La visite officielle de congressistes américains augure-t-elle d’un changement dans l’attitude des États-Unis ?

- Rafael Hernandez. Si les Américains pouvaient voyager librement à Cuba, peu importe ce qu’ils pensent du régime cubain, ils se rendraient compte que l’embargo n’a pas de sens. Il n’a de sens ni pour les intérêts du peuple cubain ni pour les intérêts des Nord-Américains.

Partagez-vous l’idée selon laquelle l’embargo permet au gouvernement cubain de justifier ses choix politiques et économiques ?

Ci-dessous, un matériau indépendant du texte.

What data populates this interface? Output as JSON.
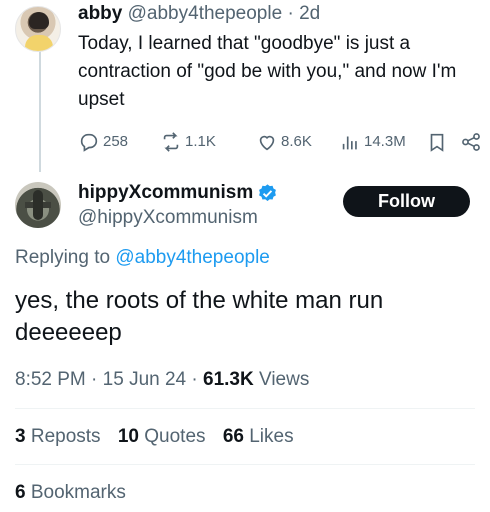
{
  "parent_tweet": {
    "display_name": "abby",
    "handle": "@abby4thepeople",
    "separator": "·",
    "age": "2d",
    "text": "Today, I learned that \"goodbye\" is just a contraction of \"god be with you,\" and now I'm upset",
    "actions": {
      "replies": "258",
      "reposts": "1.1K",
      "likes": "8.6K",
      "views": "14.3M"
    }
  },
  "main_tweet": {
    "display_name": "hippyXcommunism",
    "handle": "@hippyXcommunism",
    "follow_label": "Follow",
    "replying_prefix": "Replying to",
    "replying_handle": "@abby4thepeople",
    "text": "yes, the roots of the white man run deeeeeep",
    "time": "8:52 PM",
    "date": "15 Jun 24",
    "separator": "·",
    "views_count": "61.3K",
    "views_label": "Views",
    "stats": {
      "reposts_count": "3",
      "reposts_label": "Reposts",
      "quotes_count": "10",
      "quotes_label": "Quotes",
      "likes_count": "66",
      "likes_label": "Likes",
      "bookmarks_count": "6",
      "bookmarks_label": "Bookmarks"
    }
  },
  "colors": {
    "text_primary": "#0f1419",
    "text_secondary": "#536471",
    "link": "#1d9bf0",
    "verified": "#1d9bf0",
    "button_bg": "#0f1419"
  },
  "icons": [
    "reply-icon",
    "repost-icon",
    "like-icon",
    "views-icon",
    "bookmark-icon",
    "share-icon",
    "verified-badge-icon"
  ]
}
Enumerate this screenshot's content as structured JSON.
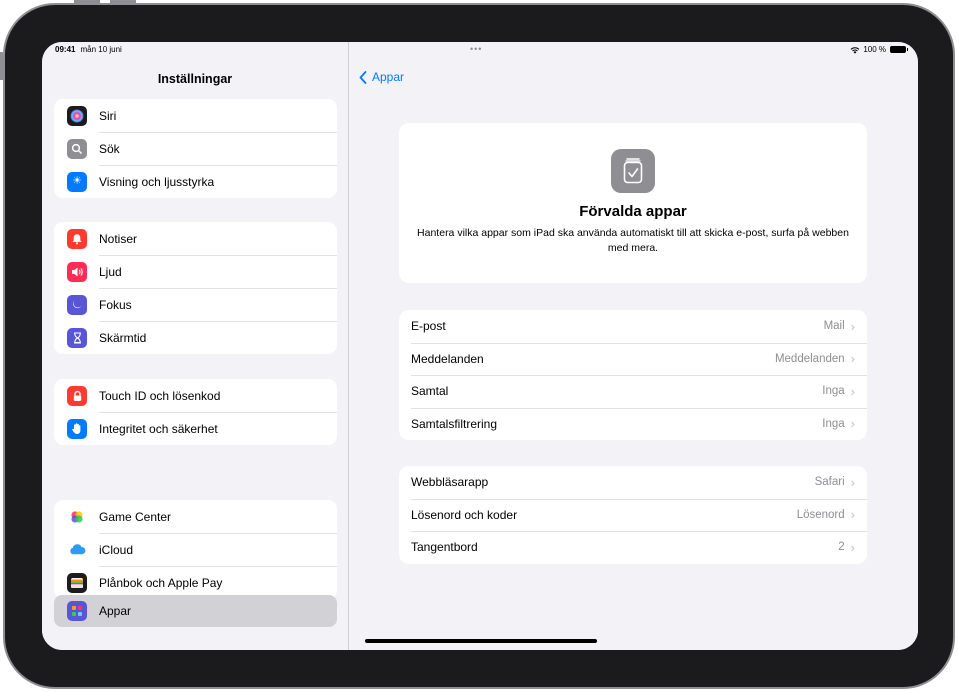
{
  "status": {
    "time": "09:41",
    "date": "mån 10 juni",
    "battery": "100 %"
  },
  "sidebar": {
    "title": "Inställningar",
    "groups": [
      {
        "items": [
          {
            "label": "Siri",
            "icon": "siri-icon",
            "color": "#1c1c1e"
          },
          {
            "label": "Sök",
            "icon": "search-icon",
            "color": "#8e8e93"
          },
          {
            "label": "Visning och ljusstyrka",
            "icon": "brightness-icon",
            "color": "#007aff"
          }
        ]
      },
      {
        "items": [
          {
            "label": "Notiser",
            "icon": "bell-icon",
            "color": "#ff3b30"
          },
          {
            "label": "Ljud",
            "icon": "speaker-icon",
            "color": "#ff2d55"
          },
          {
            "label": "Fokus",
            "icon": "moon-icon",
            "color": "#5856d6"
          },
          {
            "label": "Skärmtid",
            "icon": "hourglass-icon",
            "color": "#5856d6"
          }
        ]
      },
      {
        "items": [
          {
            "label": "Touch ID och lösenkod",
            "icon": "lock-icon",
            "color": "#ff3b30"
          },
          {
            "label": "Integritet och säkerhet",
            "icon": "hand-icon",
            "color": "#007aff"
          }
        ]
      },
      {
        "items": [
          {
            "label": "Game Center",
            "icon": "game-center-icon",
            "color": "#ffffff"
          },
          {
            "label": "iCloud",
            "icon": "cloud-icon",
            "color": "#ffffff"
          },
          {
            "label": "Plånbok och Apple Pay",
            "icon": "wallet-icon",
            "color": "#1c1c1e"
          }
        ]
      }
    ],
    "selected": {
      "label": "Appar",
      "icon": "apps-icon",
      "color": "#5856d6"
    }
  },
  "detail": {
    "back_label": "Appar",
    "hero": {
      "title": "Förvalda appar",
      "description": "Hantera vilka appar som iPad ska använda automatiskt till att skicka e-post, surfa på webben med mera.",
      "icon": "default-apps-icon"
    },
    "groups": [
      {
        "rows": [
          {
            "label": "E-post",
            "value": "Mail"
          },
          {
            "label": "Meddelanden",
            "value": "Meddelanden"
          },
          {
            "label": "Samtal",
            "value": "Inga"
          },
          {
            "label": "Samtalsfiltrering",
            "value": "Inga"
          }
        ]
      },
      {
        "rows": [
          {
            "label": "Webbläsarapp",
            "value": "Safari"
          },
          {
            "label": "Lösenord och koder",
            "value": "Lösenord"
          },
          {
            "label": "Tangentbord",
            "value": "2"
          }
        ]
      }
    ]
  }
}
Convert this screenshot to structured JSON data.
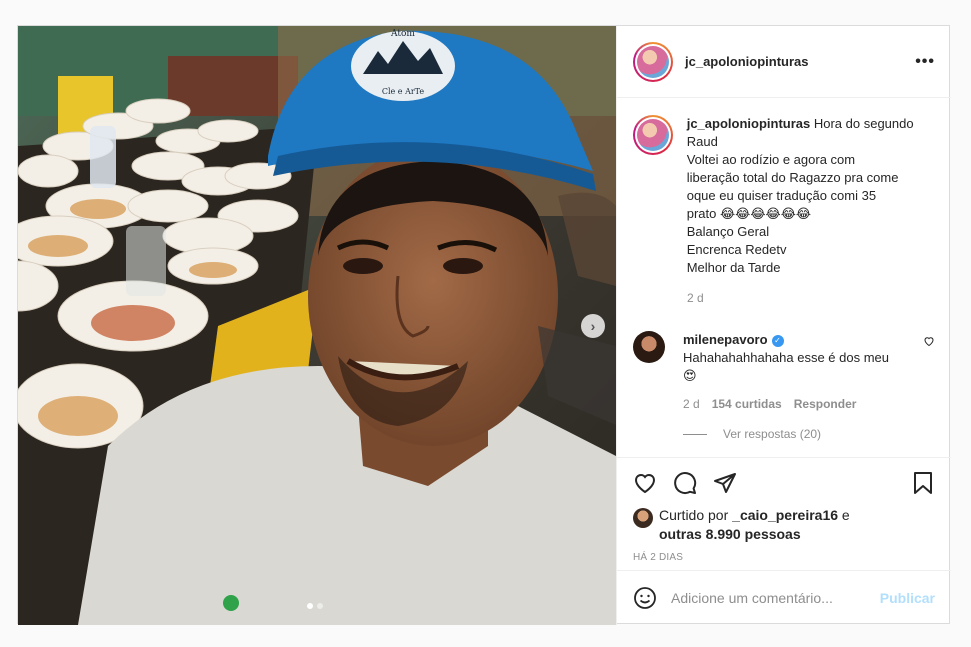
{
  "post": {
    "username": "jc_apoloniopinturas",
    "more_label": "•••",
    "caption": {
      "username": "jc_apoloniopinturas",
      "lines": [
        "Hora do segundo",
        "Raud",
        "Voltei ao rodízio e agora com",
        "liberação total do Ragazzo pra come",
        "oque eu quiser tradução comi 35",
        "prato 😂😂😂😂😂😂",
        "Balanço Geral",
        "Encrenca Redetv",
        "Melhor da Tarde"
      ],
      "age": "2 d"
    },
    "comment": {
      "username": "milenepavoro",
      "verified_mark": "✓",
      "text": "Hahahahahhahaha esse é dos meu 😍",
      "age": "2 d",
      "likes": "154 curtidas",
      "reply_label": "Responder",
      "view_replies": "Ver respostas (20)"
    },
    "likes": {
      "prefix": "Curtido por",
      "user": "_caio_pereira16",
      "joiner": "e",
      "others": "outras 8.990 pessoas"
    },
    "timestamp": "HÁ 2 DIAS",
    "add_comment": {
      "placeholder": "Adicione um comentário...",
      "publish_label": "Publicar"
    },
    "media": {
      "helmet_logo_top": "Atom",
      "helmet_logo_bottom": "Cle e ArTe",
      "next_label": "›",
      "slide_count": 2,
      "current_slide": 1
    }
  },
  "colors": {
    "link_blue": "#0095f6",
    "publish_disabled": "#b2dffc",
    "verified": "#3897f0",
    "helmet": "#1e78c2"
  }
}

- Rafael Hernandez. Lorsque le gouvernement cubain restreint des espaces, dans son affrontement avec les États-Unis, il n’invente pas l’ennemi. Quiconque lit la loi Helms Burton, et les résolutions du président des États-unis concernant ce qu’il nomme « une transition démocratique à Cuba », s’aperçoit qu’il s’agit de dicter ce que doivent être les changements. Ce n’est pas une justification du gouvernement cubain : la menace est réelle et elle n’aide pas au développement démocratique à Cuba. Elle contribue à créer la mentalité de la forteresse assiégée. Et quand on est assiégé, la tendance prédominante n’est pas au débat.

Comment percevez-vous les changements en cours en Amérique latine ?

- Rafael Hernandez. L’accession de la gauche au pouvoir est l’expression du mal-être des citoyens et du manque de crédibilité des partis traditionnels. Lorsque nous parlons de créer différents partis politiques à Cuba, je constate que les systèmes des partis politiques en Amérique latine sont en crise. Chavez au Venezuela est le résultat de trente ans de gouvernement d’un système bipartite qui a créé des espaces de corruption gigantesques. Et de fait, les grandes masses vénézuéliennes ont cessé de croire, comme la majorité des Latino-Américains, dans les partis politiques. D’où l’émergence de mouvements alternatifs dans ces pays.

Où se situe le problème ? Dans la forme parti ou dans l’orientation développée par ces partis ?

- Rafael Hernandez. Le système des partis renvoie à un système politique où il y a liberté de partis, mais seuls deux ou trois sont en mesure de gagner les élections. Les autres ne comptent pas. En France, tous peuvent se lancer dans la compétition, et ici cela a peut-être un sens. Mais combien sont-ils à avoir réellement une option de pouvoir ? Le bipartisme prédomine et il peut fausser les choix avec un parti tendant à ressembler à l’autre et à partager le même agenda. Ce sont des partis qui n’impliquent pas d’alternative fondamentale mais une pure alternance de pouvoir. Selon moi, la participation démocratique commence en bas, depuis la capacité du citoyen à influer dans les politiques. Le parti politique est une institution qui peut remplir une fonction dans la mesure où le délégué du citoyen répond aux intérêts du citoyen et non aux siens propres au sein du parti. Sinon il s’éloigne du citoyen et ne fait appel à lui que pour avoir son vote.

Quel est l’impératif posé aux gouvernements de gauche latino-américains ?

- Rafael Hernandez. Ils sont l’expression de la contestation sociale et de la recherche d’une voie alternative. Quel que soit son degré de radicalité, la gauche doit démontrer sa capacité à produire des politiques véritablement différentes, socialement audacieuses. Sinon, cette option sera de courte durée. Cela peut donner lieu à l’inhibition, à l’abstentionnisme électoral, au désintérêt de la jeune génération. L’action de chaque gouvernement dépend de la structure du pouvoir politique et économique de son pays mais aussi, bien sûr, des forces politiques qui sont au pouvoir, et cela ne se réduit pas à un seul homme.

Ni à un seul parti ?

- Rafael Hernandez. À l’intérieur d’un seul parti, il y a toujours plus d’une manière de penser et plus d’un courant.

Entretien réalisé par Cathy Ceïbe journaliste au quotidien l’HUMANITE.